Jornal Estado de Minas

PENSAR

Livro detalha comidas, bebidas e hábitos alimentares citados na Bíblia



“Felizes os convidados para a ceia do Senhor” – na voz do sacerdote, durante a missa, são essas as palavras que chamam os fiéis ao sacramento divino da comunhão. O “alimento”, a hóstia consagrada, representa o corpo de Cristo; e, quando umedecida no vinho, o corpo e o sangue de Cristo. Tem sido assim, ao longo dos séculos, o banquete da eucaristia servido nas celebrações que reúnem fé, cultura religiosa, história, alegria, e, principalmente, louvor a Deus. Mas, além do pão espiritual, o que há na mesa de Deus para os simples mortais, não importando sua crença?

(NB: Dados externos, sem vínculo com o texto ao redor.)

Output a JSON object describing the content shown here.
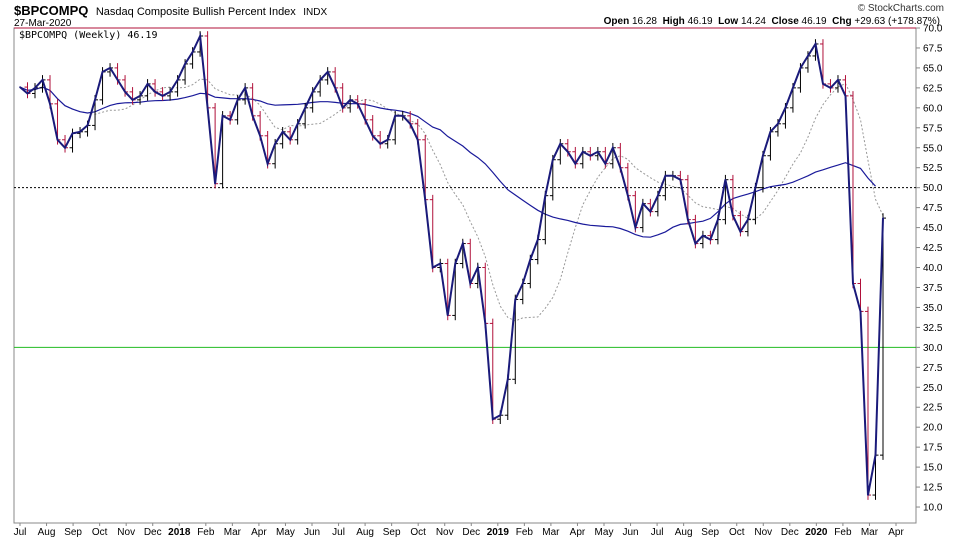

A resposta, fruto de 10 anos de pesquisas e elaboração, chega na escrita da pernambucana Maria Lecticia Monteiro Cavalcanti, autora de “A mesa de Deus - Os alimentos da Bíblia”, lançamento da Editora Record. Em 384 páginas, com ilustração de pinturas famosas, a exemplo de “A última ceia”, de Leonardo da Vinci, e citação em destaque do papa Francisco, “O prazer de comer vem de Deus”, a obra parte dos primórdios da história da humanidade, quando a relação dos homens com os alimentos dizia respeito à própria sobrevivência. E acompanha povos e costumes do Antigo Testamento e do Novo Testamento

Escrito para leigos e entendidos no assunto, “independentemente da crença de cada um”, conforme diz a escritora, “A mesa de Deus” é para ser lido em qualquer época, mas, com certeza, ganha um sabor especial, trazendo conhecimento e encantamento, se iniciado neste período de quaresma.  “Procurei escrever um livro no qual estivessem todas as informações que pesquisei, ilustradas pelos versículos. E que fosse leve”, resume a autora.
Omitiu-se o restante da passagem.